Subsequent releases, with a different recording to the studio version include:

Audio:
- Ummagumma, live recording at Manchester College of Commerce
- Zabriskie Point, a re-working for the film soundtrack, re-titled "Come in Number 51, Your Time Is Up"
- A Breath of Fresh Air – A Harvest Records Anthology 1969–1974, single version
- The Early Years 1965–1972 – various versions:
  - Volume 2 – 1968: Germin/ation, appears as the single version and a BBC session under the title "Murderotic Woman"
  - Volume 3 – 1969: Dramatis/ation, appears as live renditions from a BBC session "Live at the Paradiso" and as part of The Man and The Journey under the title "Beset by Creatures of the Deep"
  - Volume 4 – 1970: Devi/ation, appears as live renditions from a BBC session and as a re-working for the Zabriskie Point soundtrack under the title "Explosion"
  - Volume 6 – 1972: Obfusc/ation, appears on the Live at Pompeii CD. Two versions appear on this CD – the original (as seen in the film) and another titled "Careful with That Axe, Eugene (alternate version)".
  - Replica vinyls, single version appearing on a replica of the 1968 "Point Me at the Sky" 7" single.
- Pink Floyd at Pompeii MCMLXXII, Steven Wilson's 2025 remixes of the original live version and the alternate version appear on all audio releases for the re-released film.

Video:
- Pink Floyd: Live at Pompeii, appears in all versions of the concert film.
- The Dark Side of the Moon immersion box set, "Live in Brighton 1972"
- The Early Years 1965–1972 – various versions:
  - Volume 3 – 1969: Dramatis/ation, The Man and The Journey: Royal Festival Hall, London, rehearsal re-titled as "Beset by Creatures of the Deep"; Essencer Pop & Blues Festival and Music Power & European Music Revolution, Festival Actuel Amougies Mont de L'Enclus
  - Volume 4 – 1970: Devi/ation, An Hour with Pink Floyd: KQED and Pop Deux Festival de St.

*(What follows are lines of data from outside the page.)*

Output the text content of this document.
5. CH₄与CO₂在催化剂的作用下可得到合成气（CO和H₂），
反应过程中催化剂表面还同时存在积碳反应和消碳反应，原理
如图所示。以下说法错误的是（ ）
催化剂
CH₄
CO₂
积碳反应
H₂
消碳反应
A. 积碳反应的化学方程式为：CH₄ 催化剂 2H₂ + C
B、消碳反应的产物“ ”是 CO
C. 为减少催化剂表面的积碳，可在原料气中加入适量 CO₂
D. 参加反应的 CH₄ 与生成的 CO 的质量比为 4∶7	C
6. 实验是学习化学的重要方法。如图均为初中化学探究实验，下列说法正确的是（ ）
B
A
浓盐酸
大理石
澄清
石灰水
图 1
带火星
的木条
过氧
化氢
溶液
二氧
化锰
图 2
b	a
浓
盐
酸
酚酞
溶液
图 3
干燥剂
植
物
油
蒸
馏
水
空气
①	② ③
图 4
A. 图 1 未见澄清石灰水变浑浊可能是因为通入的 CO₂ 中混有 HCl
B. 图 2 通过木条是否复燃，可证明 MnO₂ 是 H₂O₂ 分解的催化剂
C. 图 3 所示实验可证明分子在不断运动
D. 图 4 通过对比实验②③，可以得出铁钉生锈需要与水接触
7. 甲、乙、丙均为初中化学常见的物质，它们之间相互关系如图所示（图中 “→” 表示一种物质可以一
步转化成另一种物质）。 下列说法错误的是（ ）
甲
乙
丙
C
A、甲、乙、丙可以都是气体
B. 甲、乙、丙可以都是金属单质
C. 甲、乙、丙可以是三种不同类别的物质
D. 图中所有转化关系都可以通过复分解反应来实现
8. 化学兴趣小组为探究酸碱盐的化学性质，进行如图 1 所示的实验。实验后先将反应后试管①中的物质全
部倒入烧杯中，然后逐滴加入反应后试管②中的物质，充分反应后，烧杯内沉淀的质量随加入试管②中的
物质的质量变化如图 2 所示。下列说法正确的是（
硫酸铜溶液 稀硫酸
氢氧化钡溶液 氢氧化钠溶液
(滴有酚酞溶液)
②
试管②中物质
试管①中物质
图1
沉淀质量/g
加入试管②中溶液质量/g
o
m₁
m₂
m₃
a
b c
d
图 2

Tropez
  - Volume 5 – 1971: Reverber/ation, GTK Randwick Race Course
  - Volume 6 – 1972: Obfusc/ation, Pink Floyd: Live at Pompeii and Live at Brighton Dome
  - Volume 7 – 1967–1972: Continu/ation, The Amsterdam Rock Circus

==Personnel==
Personnel per Andrew Wild, except where noted.
- Roger Waters – bass, vocals
- David Gilmour – guitar, vocals
- Richard Wright – Hammond organ, vibraphone (studio version); Farfisa organ (live version)
- Nick Mason – drums

==Cultural references==
- The song features in the first episode of 1973 British television documentary The Ascent of Man, when Jacob Bronowski narrates how mankind develops hunting techniques.
- The Llamasoft video game Revenge of the Mutant Camels (1984) features a level called "Careful with That Axe, Eugene".
- The album The Dark Side of the Moog VIII (1999) by Klaus Schulze and Pete Namlook is subtitled "Careful with the AKS, Peter".
- "Careful with That Axe, Eugene" is featured in the 2010 Howard Marks film Mr. Nice, along with Deep Purple's "Lazy" and John Lennon's "God".
- The Half Man Half Biscuit 1986 song "Time Flies By (When You're the Driver of a Train)" includes the line "Careful with That Spliff, Eugene".